Assemblyman Bill Magnarelli, D-Syracuse and state Sen. Rachel May, D-Syracuse, who wrote the STEAM school legislation, structured it so that more money would be available up front than for a typical state-supported school project.

Walsh, Onondaga County Executive Ryan McMahon and Syracuse Schools Superintendent Jaime Alicea promised in a Dec. 3 letter addressed to state Budget Director Robert Mujica that local government would pay for any “potential unforeseen cost overruns” for the project.

Cuomo has until Feb.8 to sign the bill, agreeing to reimburse $71.4 million of the $75 million cost to renovate the old Central High School into the STEAM school. If he doesn’t act by then, the bill will lapse, and the money would have to be included separately in the state budget process.

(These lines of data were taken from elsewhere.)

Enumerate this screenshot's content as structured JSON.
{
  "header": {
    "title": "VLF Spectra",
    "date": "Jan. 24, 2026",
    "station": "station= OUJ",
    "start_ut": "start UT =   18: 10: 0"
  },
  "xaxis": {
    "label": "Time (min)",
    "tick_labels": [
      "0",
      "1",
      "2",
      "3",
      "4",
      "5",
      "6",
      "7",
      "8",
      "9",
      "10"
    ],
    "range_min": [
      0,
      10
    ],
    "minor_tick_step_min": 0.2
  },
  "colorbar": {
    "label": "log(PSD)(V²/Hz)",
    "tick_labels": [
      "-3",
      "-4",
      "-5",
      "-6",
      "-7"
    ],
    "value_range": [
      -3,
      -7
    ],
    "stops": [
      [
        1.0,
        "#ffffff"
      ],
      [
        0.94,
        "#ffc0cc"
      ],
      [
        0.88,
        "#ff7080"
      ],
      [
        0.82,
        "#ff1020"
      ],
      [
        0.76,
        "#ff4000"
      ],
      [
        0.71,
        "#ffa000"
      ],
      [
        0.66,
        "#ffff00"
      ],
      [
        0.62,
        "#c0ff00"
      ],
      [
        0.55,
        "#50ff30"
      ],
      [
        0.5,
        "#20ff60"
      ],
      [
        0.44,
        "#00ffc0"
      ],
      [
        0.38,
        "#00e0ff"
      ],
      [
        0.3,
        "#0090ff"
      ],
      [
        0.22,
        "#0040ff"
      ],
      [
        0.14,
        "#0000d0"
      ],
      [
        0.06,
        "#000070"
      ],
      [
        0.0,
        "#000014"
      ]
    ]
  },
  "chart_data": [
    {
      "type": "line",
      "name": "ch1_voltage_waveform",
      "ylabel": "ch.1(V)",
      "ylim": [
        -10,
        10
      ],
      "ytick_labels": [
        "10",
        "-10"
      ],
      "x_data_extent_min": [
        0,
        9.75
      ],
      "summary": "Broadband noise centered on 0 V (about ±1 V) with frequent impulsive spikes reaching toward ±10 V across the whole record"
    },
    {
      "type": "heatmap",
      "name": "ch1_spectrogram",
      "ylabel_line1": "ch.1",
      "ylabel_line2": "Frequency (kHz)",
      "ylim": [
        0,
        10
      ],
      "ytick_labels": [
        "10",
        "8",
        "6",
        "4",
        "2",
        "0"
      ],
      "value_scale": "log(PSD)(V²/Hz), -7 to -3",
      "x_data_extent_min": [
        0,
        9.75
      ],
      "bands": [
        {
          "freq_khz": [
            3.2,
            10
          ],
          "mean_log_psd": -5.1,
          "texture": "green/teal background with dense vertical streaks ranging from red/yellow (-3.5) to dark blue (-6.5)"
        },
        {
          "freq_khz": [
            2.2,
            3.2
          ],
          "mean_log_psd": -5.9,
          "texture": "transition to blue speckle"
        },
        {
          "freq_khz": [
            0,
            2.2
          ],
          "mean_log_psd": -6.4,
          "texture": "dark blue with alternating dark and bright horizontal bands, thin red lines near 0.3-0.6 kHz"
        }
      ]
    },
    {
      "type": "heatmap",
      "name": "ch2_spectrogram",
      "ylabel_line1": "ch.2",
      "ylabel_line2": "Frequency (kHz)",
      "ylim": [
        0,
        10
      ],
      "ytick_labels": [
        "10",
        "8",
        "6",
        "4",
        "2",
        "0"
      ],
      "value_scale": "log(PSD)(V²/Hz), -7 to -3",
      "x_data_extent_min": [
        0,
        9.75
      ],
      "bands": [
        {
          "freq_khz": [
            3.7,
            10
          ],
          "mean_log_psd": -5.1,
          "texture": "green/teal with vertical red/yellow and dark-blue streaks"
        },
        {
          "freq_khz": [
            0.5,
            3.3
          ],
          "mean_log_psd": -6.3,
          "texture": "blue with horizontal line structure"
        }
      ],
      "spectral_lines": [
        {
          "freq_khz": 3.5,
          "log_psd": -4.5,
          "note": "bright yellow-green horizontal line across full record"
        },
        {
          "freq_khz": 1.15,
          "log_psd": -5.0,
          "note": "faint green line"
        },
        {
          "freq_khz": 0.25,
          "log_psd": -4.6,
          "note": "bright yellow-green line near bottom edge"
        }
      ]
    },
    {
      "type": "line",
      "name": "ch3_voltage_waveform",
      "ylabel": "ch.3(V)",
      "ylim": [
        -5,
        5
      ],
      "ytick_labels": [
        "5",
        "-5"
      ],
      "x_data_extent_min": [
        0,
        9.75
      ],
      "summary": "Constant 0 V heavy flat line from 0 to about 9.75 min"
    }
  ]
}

The new regional school would be operated by the Syracuse City School District but open its doors to students from across Central New York.

Officials expect 60 percent of the new high school’s students will be from Syracuse, with the remaining 40 percent from across the region.

The school will be designed to serve 1,000 students, with 250 students per grade, in the ninth through 12th grades.

The school will open initially to ninth-graders and add a grade in each of the next three years until it serves all grades in September 2024.

Curriculum for the new school will be developed in partnership with Syracuse University, Le Moyne College, Onondaga Community College and other local colleges and universities.

The workforce training center, located on the same campus as the Syracuse STEAM High School, will offer high school equivalency, advanced technical certification and college degrees.

The training center would be modeled on the Northland Workforce Training Center in Buffalo, a $44 million project that Cuomo unveiled in 2015 as part of the “Buffalo Billion” redevelopment plan.

The Buffalo center, which opened in 2018, provides training for careers primarily in the advanced manufacturing and energy sectors.

Cuomo administration officials said Monday they did not know how much it would cost to establish the Syracuse workforce training center. SUNY Empire State College would operate the center and funding for the project would likely come from SUNY’s capital budget.

The Syracuse center would offer students of any age, including those changing careers, the flexibility to take about 800 courses online.

Workers who are changing careers would be offered free college credits for previous workplace training and experience.

Under the program, Empire State College would evaluate previous training programs completed in the workplace and assign equivalent college credits. The goal is to cut down on the time and cost for an overall college education.